Here is my list of demands: Try to get past the unfortunate cover art, the uninspired album title, and the misleading band name (no, it’s not a contentious or incomplete reunion of the Afghan Whigs a la the Funky Meters). Try not to get hung up on the critical buzz that the music is too derivative, that the Whigs sounds too much like this or that band. Try to keep yourself in the present moment, where your face is being rocked off.


Because if you can do that, Mission Control will reward you handsomely, with blistering pop hooks charging right out of the gate. Yes, opener “Like a Vibration” sounds a bit like the Pixies, and “I Got Ideas” a little like Spoon, but since when was that a bad thing? It’s not as if those bands’ sounds were woven from whole cloth. Nothing is new under the sun, especially in rock music. And if a band rocks this hard and catchy, they can get away with the proudly-displayed influences on their sleeves.

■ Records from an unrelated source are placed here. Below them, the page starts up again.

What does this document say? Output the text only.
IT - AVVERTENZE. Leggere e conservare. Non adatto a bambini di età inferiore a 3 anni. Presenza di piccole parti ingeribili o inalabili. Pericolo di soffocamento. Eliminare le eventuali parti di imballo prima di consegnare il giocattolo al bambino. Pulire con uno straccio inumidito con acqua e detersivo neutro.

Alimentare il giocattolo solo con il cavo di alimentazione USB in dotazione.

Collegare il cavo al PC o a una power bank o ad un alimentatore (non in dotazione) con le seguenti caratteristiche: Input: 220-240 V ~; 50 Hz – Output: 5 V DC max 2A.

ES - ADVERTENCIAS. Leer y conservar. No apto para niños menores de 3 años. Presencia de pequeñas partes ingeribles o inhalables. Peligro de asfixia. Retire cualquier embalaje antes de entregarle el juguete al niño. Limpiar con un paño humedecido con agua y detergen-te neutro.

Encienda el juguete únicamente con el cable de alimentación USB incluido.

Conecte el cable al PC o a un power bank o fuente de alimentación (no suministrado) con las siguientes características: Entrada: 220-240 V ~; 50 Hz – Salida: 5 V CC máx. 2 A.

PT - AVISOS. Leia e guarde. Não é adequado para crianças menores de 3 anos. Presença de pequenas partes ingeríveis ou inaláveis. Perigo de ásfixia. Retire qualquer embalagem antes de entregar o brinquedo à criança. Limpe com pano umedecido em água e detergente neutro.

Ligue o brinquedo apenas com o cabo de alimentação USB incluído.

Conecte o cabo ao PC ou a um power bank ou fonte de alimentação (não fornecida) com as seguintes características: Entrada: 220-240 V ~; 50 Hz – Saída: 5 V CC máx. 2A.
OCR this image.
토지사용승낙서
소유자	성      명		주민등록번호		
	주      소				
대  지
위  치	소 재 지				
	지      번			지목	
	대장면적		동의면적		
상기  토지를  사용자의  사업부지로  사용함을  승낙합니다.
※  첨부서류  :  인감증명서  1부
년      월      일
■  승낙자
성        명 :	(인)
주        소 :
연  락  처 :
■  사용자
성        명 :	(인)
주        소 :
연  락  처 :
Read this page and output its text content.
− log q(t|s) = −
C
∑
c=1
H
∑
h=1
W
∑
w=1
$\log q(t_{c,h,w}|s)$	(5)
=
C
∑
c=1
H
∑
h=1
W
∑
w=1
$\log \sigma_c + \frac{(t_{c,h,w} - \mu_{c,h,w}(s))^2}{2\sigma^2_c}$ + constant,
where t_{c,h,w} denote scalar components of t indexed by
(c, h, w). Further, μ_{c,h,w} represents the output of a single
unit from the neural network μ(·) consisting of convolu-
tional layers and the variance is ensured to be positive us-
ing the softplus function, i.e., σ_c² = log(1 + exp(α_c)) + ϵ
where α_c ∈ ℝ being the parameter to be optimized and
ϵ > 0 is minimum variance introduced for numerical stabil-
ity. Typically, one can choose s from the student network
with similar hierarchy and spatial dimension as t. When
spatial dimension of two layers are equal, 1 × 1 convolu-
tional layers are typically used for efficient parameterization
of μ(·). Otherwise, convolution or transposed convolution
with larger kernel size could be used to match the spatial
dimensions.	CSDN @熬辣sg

Frontman/guitarist Parker Gispert has a protean voice bearing the blessings of fond familiars: in just one such instance, you can envy him for managing to channel both Michael Hutchence and Joe Strummer on “Production City.” As he moves through these songs, bringing just the right timbre to each line, you realize Gispert’s voice is perfect for this milieu: plaintive but never whiny; triumphant when his bandmates turn things up to eleven; playful during the jangly stretches. His is the thinking/drinking man’s delivery we’ve come to cherish in Bob Pollard, Joe Pernice, and John Roderick.


Most of these songs are compact scorchers, but any doubts that the band can’t be epic are allayed by “Sleep Sunshine,” whose titular components are represented, respectively, by lullaby-like guitar arpeggios and swooping pedal steel. After the second chorus the song is broken wide open by overdubbed toms, tumbling down from the rafters before giving way to yet another layer of guitar—this time a grand bombardment of high, sustained tones. Finally, the song waltzes to a lilting close, but not before one last loud, rich refrain incorporating—holy shit, is that a Mellotron?


So I know it’s difficult, but please try put aside the rock-critic shorthand of soundalike name-checking (which, hell, even I couldn’t resist). Please focus instead on the ample reasons people thrall to rock music in the first place: the way Gispert’s voice and guitar fishtail all over the louder numbers; the grand panoramics of “Sleep Sunshine,” “1000 Wives,” and the title track; the way Dorio’s propulsive drumming gets out in front of the groove like a cow-catcher, keeping the sound at a fortissimo that’ll shake the walls of the tiny venues where this band should ideally perform. In fact, this album is probably only a simulacrum of the pure Whigs experience: a sweaty, beer-sodden club show in Athens or Iowa City or Portland where they can be in their true raucous, summery element. So if you only meet one of my demands, make it this one: catch the Whigs at such a venue, before their rising profile renders it impossible.